Action eligibility is typically defined as a function of management regime (which is implicitly encoded into the stratification variables that define development types), whereas action operability is defined as a function of stand age (which may vary by development type, e.g., some stand types grow faster than others so would be eligible for harvesting at a younger age).
2.4.4. Transitions
Applying an action to a development type induces a state transition (i.e., applying an action may modify one or more stratification variables, effectively transitioning the treated area to a different development type).
2.5. Scenarios
The set of all possible combinations of actions, across development types and time steps, is the solution space for a given WSM. One of the primary functions of a WSM is the allow the analyst to explore this solution space, and to generate scenarios. A scenario is a specific combination of actions that simulates a specific management regime. A scenario is typically generated by emulating existing mangement policies, or by exploring a new management regime.

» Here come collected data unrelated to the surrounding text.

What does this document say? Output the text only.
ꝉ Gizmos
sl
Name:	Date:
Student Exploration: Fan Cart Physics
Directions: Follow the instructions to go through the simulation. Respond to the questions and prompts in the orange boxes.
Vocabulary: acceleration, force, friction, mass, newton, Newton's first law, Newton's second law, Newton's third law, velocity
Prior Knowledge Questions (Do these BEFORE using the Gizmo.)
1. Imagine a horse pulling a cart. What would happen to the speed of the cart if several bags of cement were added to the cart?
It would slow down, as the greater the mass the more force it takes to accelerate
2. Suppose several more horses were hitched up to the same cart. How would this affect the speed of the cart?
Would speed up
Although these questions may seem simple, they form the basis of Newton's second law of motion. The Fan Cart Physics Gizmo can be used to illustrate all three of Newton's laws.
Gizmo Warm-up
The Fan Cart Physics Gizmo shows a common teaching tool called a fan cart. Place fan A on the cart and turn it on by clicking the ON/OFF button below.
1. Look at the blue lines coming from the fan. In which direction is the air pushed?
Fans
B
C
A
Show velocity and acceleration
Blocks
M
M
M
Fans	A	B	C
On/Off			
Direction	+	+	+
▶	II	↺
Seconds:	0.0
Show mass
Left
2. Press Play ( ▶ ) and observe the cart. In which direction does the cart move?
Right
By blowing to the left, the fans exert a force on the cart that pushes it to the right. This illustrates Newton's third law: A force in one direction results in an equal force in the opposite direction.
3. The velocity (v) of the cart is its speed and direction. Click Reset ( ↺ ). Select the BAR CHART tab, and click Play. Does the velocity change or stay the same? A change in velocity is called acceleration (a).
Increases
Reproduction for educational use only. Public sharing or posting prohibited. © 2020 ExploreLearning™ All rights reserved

There are two basic approached that can be used (independently, or in combination) to generate the dynamic activity schedules for each scenario.
2.5.1. Heuristics
The simplest approach, which we call the heuristic activity scheduling method, involves defining period-wise targets for a single key output (e.g., total harvest volume) along with a set of rules that determines the order in which actions are applied to eligible development types. At each time step, the model iteratively applies actions according to the rules until the output target value is met, or it runs out of eligible area. At this point, the model simulates one time-step worth of growth, and the process repeats until the end of the planning horizon.
2.5.2. Optimization
A slightly more complex approach, which we call the optimization activity scheduling method, involves defining an optimization problem (i.e., an objective function and constraints), and solving this problem to optimality (using one of several available third-party mathematical solver software packages).
Although the optimization approach is more powerful than the heuristic approach for modelling harvesting and other anthopic activities, an optimization approach is not appropriate for modelling strongly-stochastic disturbance processes (e.g., wildfire, insect invasions, blowdown). Thus, a hybrid heuristic-optimization approach may be best when modelling a combination of anthopic and natural disturbance processes.